As with its predecessor, there is a variety of voices and it can be manic with anything from protest marches to snippets of politicians and voiceovers which has the feel of a newsreel. Maybe this is the point, the 24/7 existence and news in general – it is genius how Ministry knits this together. What is clever is that not every voice is heard, some reside under the surface which strains the ears but does add an almost ethereal quality. Moral Hygiene is never dull but it is those different tempos that makes an album that flows; the scythe like metal abrasiveness and a storming bass line on Sabotage Is Sex which features Jello Biafra and is a perfect pairing to march against police brutality. Or the Middle Eastern shadow that overlays Broken System; Death Toll is a barrage of samples which tells the story of politics and the pandemic. Disinformation is a pounder with jarring guitar spills and throbbing bass lines with the running kick to the face theme of “fake news” whereas the haunting We Will Resist practically crawls.
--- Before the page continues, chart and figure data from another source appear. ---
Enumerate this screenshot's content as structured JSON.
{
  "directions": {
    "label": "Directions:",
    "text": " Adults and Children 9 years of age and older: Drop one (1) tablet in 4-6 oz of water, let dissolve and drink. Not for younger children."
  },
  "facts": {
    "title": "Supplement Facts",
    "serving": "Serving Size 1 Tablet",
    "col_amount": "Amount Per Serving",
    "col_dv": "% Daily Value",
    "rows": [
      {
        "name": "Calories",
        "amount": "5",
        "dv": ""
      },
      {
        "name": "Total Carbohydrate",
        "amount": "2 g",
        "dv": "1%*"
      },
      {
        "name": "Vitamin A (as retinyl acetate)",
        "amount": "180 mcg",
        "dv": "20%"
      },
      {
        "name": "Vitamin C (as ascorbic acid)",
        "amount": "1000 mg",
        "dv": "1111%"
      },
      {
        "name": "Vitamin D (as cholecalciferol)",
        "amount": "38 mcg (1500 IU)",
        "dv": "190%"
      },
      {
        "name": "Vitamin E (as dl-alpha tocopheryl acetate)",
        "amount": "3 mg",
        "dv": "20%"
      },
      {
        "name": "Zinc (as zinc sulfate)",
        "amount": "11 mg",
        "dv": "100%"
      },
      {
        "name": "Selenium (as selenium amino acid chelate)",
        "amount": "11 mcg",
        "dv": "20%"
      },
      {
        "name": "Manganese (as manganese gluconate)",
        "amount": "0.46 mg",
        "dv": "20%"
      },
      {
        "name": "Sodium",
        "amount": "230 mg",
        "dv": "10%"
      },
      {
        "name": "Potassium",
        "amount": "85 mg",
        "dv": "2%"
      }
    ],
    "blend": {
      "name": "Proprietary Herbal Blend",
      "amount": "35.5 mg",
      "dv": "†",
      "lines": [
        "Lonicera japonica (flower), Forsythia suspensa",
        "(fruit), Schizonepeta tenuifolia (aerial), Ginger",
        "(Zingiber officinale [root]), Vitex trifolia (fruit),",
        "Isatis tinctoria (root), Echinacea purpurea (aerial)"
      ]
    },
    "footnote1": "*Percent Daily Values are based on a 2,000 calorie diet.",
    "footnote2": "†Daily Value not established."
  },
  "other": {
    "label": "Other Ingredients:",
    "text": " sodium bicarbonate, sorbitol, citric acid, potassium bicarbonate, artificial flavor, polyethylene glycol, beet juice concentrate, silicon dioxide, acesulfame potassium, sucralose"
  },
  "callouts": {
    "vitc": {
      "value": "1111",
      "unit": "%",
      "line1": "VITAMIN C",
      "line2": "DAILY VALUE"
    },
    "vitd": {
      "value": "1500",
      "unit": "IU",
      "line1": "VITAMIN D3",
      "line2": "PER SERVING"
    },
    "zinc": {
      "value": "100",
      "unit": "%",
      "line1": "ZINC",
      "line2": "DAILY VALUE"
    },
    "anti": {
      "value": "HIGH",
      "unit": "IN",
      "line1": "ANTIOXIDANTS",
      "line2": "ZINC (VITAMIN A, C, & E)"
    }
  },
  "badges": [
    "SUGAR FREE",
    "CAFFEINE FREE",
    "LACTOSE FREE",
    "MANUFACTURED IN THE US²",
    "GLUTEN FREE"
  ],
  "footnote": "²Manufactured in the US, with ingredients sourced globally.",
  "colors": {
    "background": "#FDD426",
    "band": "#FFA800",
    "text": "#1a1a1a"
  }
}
Ministry is not exactly reinventing their wheel and while Moral Hygiene may not be pushing the industrial envelope, it is hardly lazy either, an album that sits well within the context of the Ministry discography but searches for ways to sound fresh. Jourgensen can spirit us away to the past with some of his vocals and there are echoes to classic albums such as the Psalm 69 – such as the aforementioned Sabotage Is Sex – but the album is no rehash, it is a terrific sounding record that is loaded with that angst and despair set in its pulsing industrial landscape. There are still surprises. The stand out track – depending on the listeners viewpoint as it could be for the worst or best reasons – is the cover of The Stooges’ Search And Destroy which takes the original tempo and slows it way down. Maybe the usual ‘Ministry way’ would be to do the opposite and while it is an interesting version, it does feel out of place. Closing with the head fuck that is TV Song Right Around The Corner (a sequel to Psalm’s TV Song II which was also a sequel) has Jourgensen’s battle cry of taking our lives back. The pace is frenetic to say the least and so much that being cold cocked with an Uzi would be less painful in comparison but the electronic blastbeats are the perfect ending. An exhausting finale but left on repeat and back to opening song Alert Level lurches in comparison but the “how concerned are you?” makes even more sense in its questioning.
Moral Hygiene is undeniably a very focused piece of work, more spirited than Amerikkkant and thoroughly enjoyable with it; an industrial tour-de-force that pulls zero punches lyrically and has plenty to explore in repeated plays. With a band that is on point and Jourgensen not holding back as to his take on a broken world, Moral Hygiene is clout for the heart and soul as well as the ears.